Todd Gitlin discusses Obama's legacy, Donald Trump, and the future of Bernie Sanders’ movement.

Todd Gitlin Benjamin Ramm
28 June 2016


What happens to a dream deferred?
                                                            (Langston Hughes)

Todd Gitlin is one the most astute analysts of progressive politics in America. He is the author of a dozen books exploring the rise and fall of radical movements, including the New Left and Occupy. His writing is rooted in a lifetime of activism: between 1963-64, Gitlin was president of the Students for a Democratic Society, and he helped organise the first nationwide march against the Vietnam war. He has written at length on the role of the mass media, and is professor of journalism and sociology at Columbia University in New York City.
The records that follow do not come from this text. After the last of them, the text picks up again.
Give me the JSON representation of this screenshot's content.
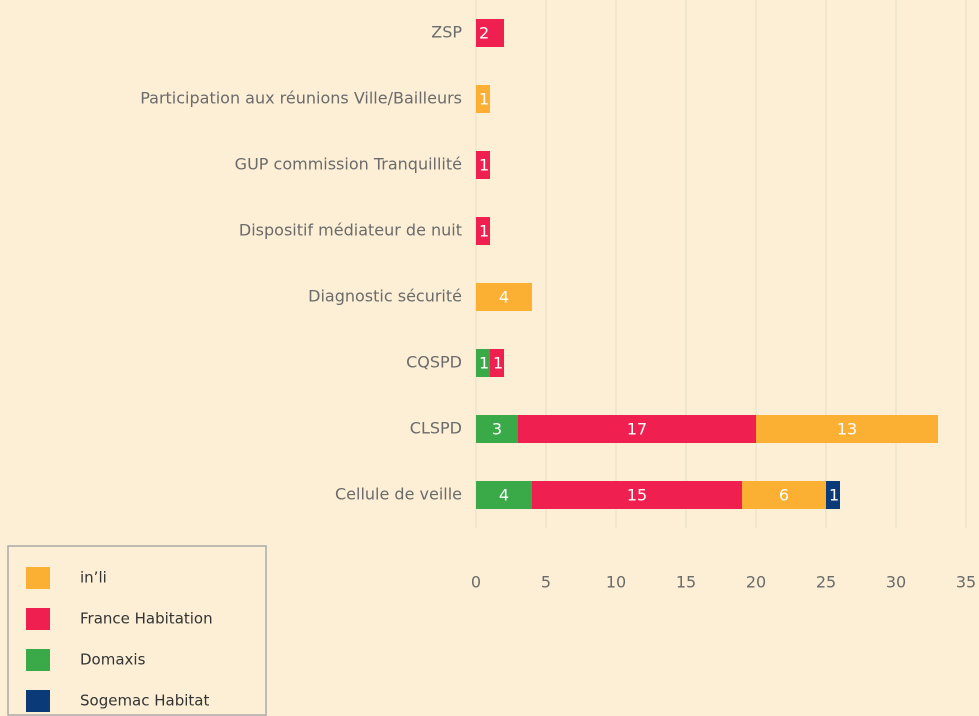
{
  "chart_data": {
    "type": "stacked_bar_horizontal",
    "categories": [
      "ZSP",
      "Participation aux réunions Ville/Bailleurs",
      "GUP commission Tranquillité",
      "Dispositif médiateur de nuit",
      "Diagnostic sécurité",
      "CQSPD",
      "CLSPD",
      "Cellule de veille"
    ],
    "series": [
      {
        "name": "in’li",
        "color": "#fbb034",
        "values": [
          null,
          1,
          null,
          null,
          4,
          null,
          13,
          6
        ]
      },
      {
        "name": "France Habitation",
        "color": "#ef1f4f",
        "values": [
          2,
          null,
          1,
          1,
          null,
          1,
          17,
          15
        ]
      },
      {
        "name": "Domaxis",
        "color": "#3aaa49",
        "values": [
          null,
          null,
          null,
          null,
          null,
          1,
          3,
          4
        ]
      },
      {
        "name": "Sogemac Habitat",
        "color": "#0b3a78",
        "values": [
          null,
          null,
          null,
          null,
          null,
          null,
          null,
          1
        ]
      }
    ],
    "xlim": [
      0,
      35
    ],
    "xticks": [
      0,
      5,
      10,
      15,
      20,
      25,
      30,
      35
    ],
    "grid": true,
    "legend": "bottom-left"
  }
}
Our discussion focused on the relationship between ideology and electability, and a perennial question for the left: how does grassroots ‘outsider energy’ engage with ‘insider politics’? In other words, what price are progressives willing to pay for power? Gitlin is illuminating on how movements evolve and morph, and how dreams deferred are revived in different guises. This issue is now particularly pertinent for the supporters of Bernie Sanders, and for the activists of Syriza in Greece and Podemos in Spain.

Gitlin is also insightful on Black Lives Matter, on the Republican Party’s nativist populism, and on Obama’s legacy. Speaking of how Obama’s own grassroots movement dissipated, he identifies the decision “not to be a transformational president but rather a transactional president. There was always a constructive ambiguity about Obama, partly in the minds of supporters, who fancied that he would be the incarnation of the mobilisation; but it was partly in his own nature, too”.